Automated Computing
We offer several masters thesis opportunities in the field of Automated Computing.
The writing of scientific software is often both tedious and error-prone, leading to long development cycles and unreliable software. To further complicate matters, development of efficient scientific software requires specialization, both to the hardware and the application at hand. However, manual labor may in many cases be replaced by automated code generation, ultimately leading to automated development of efficient scientific software.
Together with colleagues around the world, we are working to implement a software system to realize the vision of automated computing based on automated code generation. The software is distributed as free/open source software as part of the FEniCS Project.
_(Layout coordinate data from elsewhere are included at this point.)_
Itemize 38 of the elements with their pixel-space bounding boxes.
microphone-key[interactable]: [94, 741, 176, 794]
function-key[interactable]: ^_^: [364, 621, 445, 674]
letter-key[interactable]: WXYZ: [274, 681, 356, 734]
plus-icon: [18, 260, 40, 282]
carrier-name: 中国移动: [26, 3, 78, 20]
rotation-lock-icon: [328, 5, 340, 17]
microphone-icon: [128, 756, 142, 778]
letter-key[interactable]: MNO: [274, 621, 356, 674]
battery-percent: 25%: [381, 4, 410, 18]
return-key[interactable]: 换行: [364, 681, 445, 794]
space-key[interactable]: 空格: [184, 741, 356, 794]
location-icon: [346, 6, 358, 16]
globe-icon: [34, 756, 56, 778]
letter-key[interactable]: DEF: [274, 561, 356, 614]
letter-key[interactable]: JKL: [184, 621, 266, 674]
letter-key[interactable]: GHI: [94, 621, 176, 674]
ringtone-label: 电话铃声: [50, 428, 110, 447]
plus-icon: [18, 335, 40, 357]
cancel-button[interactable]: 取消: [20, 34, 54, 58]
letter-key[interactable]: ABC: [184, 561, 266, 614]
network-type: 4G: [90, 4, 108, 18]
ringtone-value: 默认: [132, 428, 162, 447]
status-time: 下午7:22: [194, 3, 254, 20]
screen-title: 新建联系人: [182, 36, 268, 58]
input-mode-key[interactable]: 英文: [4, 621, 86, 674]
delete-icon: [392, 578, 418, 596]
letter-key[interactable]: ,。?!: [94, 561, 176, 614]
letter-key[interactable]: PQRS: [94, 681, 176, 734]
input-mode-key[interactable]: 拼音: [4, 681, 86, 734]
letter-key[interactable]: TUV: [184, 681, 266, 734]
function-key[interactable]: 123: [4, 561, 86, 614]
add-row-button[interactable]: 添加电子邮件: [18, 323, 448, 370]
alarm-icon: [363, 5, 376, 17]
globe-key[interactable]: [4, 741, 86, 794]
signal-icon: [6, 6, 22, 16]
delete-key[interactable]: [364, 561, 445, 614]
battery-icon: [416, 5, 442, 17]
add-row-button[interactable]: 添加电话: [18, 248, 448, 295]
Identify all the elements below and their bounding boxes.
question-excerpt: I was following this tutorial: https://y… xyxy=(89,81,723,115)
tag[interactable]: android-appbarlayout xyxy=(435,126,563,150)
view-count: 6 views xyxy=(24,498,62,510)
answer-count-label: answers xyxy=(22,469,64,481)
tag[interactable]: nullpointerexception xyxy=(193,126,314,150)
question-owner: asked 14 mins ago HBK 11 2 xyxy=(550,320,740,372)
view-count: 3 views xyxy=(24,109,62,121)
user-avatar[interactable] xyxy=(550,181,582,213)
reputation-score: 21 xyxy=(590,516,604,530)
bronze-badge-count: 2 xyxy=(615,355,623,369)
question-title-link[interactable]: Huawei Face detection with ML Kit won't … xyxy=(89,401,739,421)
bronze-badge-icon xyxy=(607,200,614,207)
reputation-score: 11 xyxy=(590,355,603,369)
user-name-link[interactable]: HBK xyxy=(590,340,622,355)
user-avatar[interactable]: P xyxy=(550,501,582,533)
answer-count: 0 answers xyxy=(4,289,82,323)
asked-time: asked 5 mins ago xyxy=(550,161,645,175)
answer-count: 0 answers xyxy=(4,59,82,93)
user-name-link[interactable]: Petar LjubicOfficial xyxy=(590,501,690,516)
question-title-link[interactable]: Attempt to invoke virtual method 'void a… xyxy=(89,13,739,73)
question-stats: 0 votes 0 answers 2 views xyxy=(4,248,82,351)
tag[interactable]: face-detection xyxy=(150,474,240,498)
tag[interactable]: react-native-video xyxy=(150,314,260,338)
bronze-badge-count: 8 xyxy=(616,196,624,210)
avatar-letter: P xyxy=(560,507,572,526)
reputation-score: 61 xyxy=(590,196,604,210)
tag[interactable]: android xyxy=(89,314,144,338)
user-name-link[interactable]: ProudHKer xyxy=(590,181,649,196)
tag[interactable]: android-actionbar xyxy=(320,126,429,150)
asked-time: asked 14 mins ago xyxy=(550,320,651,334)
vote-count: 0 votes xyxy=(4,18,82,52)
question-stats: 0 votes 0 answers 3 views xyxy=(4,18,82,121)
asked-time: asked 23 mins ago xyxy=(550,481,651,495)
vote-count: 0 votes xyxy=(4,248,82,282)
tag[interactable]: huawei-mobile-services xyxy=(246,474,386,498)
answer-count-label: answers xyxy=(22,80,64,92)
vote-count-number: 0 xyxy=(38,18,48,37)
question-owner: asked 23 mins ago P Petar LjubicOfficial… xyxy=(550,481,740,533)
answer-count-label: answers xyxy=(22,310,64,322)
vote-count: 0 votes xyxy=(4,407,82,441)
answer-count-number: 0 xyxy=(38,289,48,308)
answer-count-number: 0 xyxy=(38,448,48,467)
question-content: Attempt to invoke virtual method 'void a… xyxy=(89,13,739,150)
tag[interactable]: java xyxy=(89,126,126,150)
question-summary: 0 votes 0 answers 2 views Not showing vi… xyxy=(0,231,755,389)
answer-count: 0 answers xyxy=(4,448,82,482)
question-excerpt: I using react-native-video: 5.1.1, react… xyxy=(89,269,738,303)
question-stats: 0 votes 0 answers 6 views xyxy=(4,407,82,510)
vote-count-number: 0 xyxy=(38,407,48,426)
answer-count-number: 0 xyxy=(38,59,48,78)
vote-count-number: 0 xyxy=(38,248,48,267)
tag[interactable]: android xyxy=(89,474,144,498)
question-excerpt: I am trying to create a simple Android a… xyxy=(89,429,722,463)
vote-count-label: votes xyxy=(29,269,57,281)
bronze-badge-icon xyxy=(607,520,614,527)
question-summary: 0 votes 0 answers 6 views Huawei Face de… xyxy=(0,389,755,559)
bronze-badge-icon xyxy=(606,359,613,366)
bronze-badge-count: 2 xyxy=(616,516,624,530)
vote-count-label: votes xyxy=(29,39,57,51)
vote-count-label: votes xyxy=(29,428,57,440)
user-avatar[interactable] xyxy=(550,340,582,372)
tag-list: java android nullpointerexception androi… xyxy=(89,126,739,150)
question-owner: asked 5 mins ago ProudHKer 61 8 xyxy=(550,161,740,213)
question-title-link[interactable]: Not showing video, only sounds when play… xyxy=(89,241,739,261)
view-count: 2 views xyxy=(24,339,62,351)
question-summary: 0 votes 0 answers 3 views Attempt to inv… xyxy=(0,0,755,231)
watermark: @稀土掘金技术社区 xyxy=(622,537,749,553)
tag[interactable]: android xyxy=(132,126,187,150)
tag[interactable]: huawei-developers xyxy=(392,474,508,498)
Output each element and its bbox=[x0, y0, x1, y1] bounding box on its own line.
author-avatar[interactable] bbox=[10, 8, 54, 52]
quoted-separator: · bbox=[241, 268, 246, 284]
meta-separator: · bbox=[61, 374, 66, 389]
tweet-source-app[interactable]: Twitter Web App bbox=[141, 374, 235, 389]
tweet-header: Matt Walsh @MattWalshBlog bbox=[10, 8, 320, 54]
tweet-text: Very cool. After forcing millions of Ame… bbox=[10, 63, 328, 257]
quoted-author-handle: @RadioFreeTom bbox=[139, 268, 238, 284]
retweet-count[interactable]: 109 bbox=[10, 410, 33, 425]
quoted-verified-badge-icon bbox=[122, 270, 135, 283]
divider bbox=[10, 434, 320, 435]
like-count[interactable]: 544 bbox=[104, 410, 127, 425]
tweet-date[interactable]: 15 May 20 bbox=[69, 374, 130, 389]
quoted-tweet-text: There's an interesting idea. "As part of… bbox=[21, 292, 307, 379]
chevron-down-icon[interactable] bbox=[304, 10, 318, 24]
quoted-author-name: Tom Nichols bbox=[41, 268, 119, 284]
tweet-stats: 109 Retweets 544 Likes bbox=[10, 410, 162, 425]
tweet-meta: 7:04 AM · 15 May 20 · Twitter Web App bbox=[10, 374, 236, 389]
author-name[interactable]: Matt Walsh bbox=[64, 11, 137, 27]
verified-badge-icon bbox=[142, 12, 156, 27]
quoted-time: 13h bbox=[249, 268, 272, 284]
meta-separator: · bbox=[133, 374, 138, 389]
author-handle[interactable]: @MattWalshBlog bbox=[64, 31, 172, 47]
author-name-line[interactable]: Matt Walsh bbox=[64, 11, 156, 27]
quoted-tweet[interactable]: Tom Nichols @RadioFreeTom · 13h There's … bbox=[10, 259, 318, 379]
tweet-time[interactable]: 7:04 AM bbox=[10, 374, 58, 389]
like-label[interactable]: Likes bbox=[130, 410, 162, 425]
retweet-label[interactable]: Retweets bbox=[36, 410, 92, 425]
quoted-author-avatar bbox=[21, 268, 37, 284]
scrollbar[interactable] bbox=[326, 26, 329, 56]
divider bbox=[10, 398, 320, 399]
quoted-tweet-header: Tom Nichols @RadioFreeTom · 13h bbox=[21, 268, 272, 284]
FEniCS has been documented in a large number of journal publications and has started to attract a substantial user base indicated by approximately 1000 monthly downloads by users from more than 70 countries.
The research group Automated and Distributed Computing offers several opportunities for projects related to automated computing and FEniCS. Possible projects include (but are not limited to)
- Automated tabulation of hierarchical basis functions
- Automated code generation for tensor-valued finite element problems
- Automated code generation for quadrilateral finite elements
- Automated finite element computing on GPUs
- Automated solution of partial differential equations on manifolds
- Sparse linear algebra on GPUs
- Efficiency of a posteriori error estimators in biomedical applications
- Efficient data structures for finite element assembly
Requirements
Students should have a background in numerical analysis, finite element methods and C++/Python programming. Recommended courses include INF5660 (Advanced problem solving with high level languages) and INF5681 (Introduction to finite element methods).